The final question in the outfield comes down to Moya, who like Machado is out of options and either needs to be kept on the 25-man roster or placed on waivers (or traded). The Tigers have invested a lot in Moya, and still believe in his power bat – but at-bats at the corner infield spots are going to be few and far between, and without a known quantity in center field, the Tigers need two players there. The club could try and keep Moya as well, but it’s unlikely they’d have room for both Machado and Moya.




Locked In:

RHP Justin Verlander

RHP Jordan Zimmermann

RHP Michael Fulmer


Good Chance:

RHP Anibal Sanchez

LHP Daniel Norris


Outside Shot:

LHP Matt Boyd

RHP Buck Farmer

RHP Mike Pelfrey

RHP Drew VerHagen


The top three rotation spots are locked in, with the 2016 Cy Young runner-up, the 2016 Rookie of the Year, and the $110 million man assuming the first three slots. The three combined for nearly 10 wins (9.2 fWAR), and that’s despite Zimmermann battling injuries and only giving the Tigers 105 1/3 innings.

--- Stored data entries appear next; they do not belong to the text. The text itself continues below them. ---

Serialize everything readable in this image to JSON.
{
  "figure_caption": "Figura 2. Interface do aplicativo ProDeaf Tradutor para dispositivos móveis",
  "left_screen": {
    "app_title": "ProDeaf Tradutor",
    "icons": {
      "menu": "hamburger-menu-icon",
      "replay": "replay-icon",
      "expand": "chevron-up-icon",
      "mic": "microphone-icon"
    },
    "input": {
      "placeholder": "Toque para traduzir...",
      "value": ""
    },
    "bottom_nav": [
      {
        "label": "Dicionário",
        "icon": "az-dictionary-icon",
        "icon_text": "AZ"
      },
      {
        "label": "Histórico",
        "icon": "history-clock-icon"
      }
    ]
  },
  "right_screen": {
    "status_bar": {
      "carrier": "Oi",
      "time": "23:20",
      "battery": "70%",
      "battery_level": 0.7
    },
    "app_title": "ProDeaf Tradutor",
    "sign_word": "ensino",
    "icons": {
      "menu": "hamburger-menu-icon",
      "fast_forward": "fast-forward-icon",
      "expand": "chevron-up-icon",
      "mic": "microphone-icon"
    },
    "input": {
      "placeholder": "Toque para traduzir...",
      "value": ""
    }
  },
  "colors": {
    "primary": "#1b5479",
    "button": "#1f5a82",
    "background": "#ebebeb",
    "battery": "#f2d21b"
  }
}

Norris is very close to a lock in the rotation, but will have to at least show the flashes that he did down the stretch in 2016 to ensure his spot there. But with a 3.38 ERA/3.93 FIP and a K/9 ratio of 9.2, the Tigers are almost assuredly going to have Norris there. And the same can be said for Sanchez, though his spot is more related to a long track record of success, and not his 2016 performance, that ended with him in the bullpen. In a contract year, the hope is that he can at least regain his 2014 form, when he posted a 3.43 ERA and 3.2 fWAR.


Should either Norris or Sanchez falter, Pelfrey and Boyd are the two that will be the next men up. Boyd is at an interesting cross-road, in which he’s clearly ready to face big league competition and further seasoning won’t help much, but there may only be a spot for him to pitch in long relief in Detroit, so there will be a tough decision there. Pelfrey meanwhile was easily the Tigers worst off-season signing two years ago, and the club will see if he can provide anything worthwhile.





Locked In:

RHP Francisco Rodriguez

LHP Justin Wilson

RHP Alex Wilson

RHP Bruce Rondon

RHP Shane Greene



Good Chance:

RHP Mark Lowe

RHP Mike Pelfrey

LHP Kyle Ryan

LHP Daniel Stumpf


Outside Shot:

RHP Buck Farmer

RHP Angel Nesbitt

LHP Matt Boyd

RHP Joe Jimenez



The Tigers bullpen went from a disaster in 2015 to mostly reliable in 2016, with a bevy of options in the late innings that the Tigers could turn to. Rodriguez returns as the club’s closer, and while he’s not as dominant as he once was, was still solid in the ninth inning for the club. The Wilsons and Greene all took turns working in the 7th and 8th innings, and while Justin Wilson might have struggled some down the stretch due to overuse, he was still arguably the Tigers best reliever for the first 4+ months of the year. Finally, the light seemed to finally come on for Rondon, who posted a sub-3 ERA and a K/9 of over 11, giving him a spot reserved for him, and making him a potential candidate to take over as the closer after Rodriguez’s contract runs out this season.


Locking in five guys means there’s only two other spots, problematic when you have two arms with contracts that the Tigers would seem to be unwilling to part with at least out of the gate in Lowe and Pelfrey, despite their struggles last season. Then you also have Ryan, who was the most reliable of the group as the second left-hander, and the Tigers also snagged Stumpf in the Rule 5 draft, and he could make a case to be kept. So now you’re at nine guys who all have a good argument to be held onto, only seven spots, and arms like Boyd and Jimenez haven’t even been considered. It’s a good problem to have, but there are clearly too many arms for spots in the Tigers bullpen, and so something will have to give.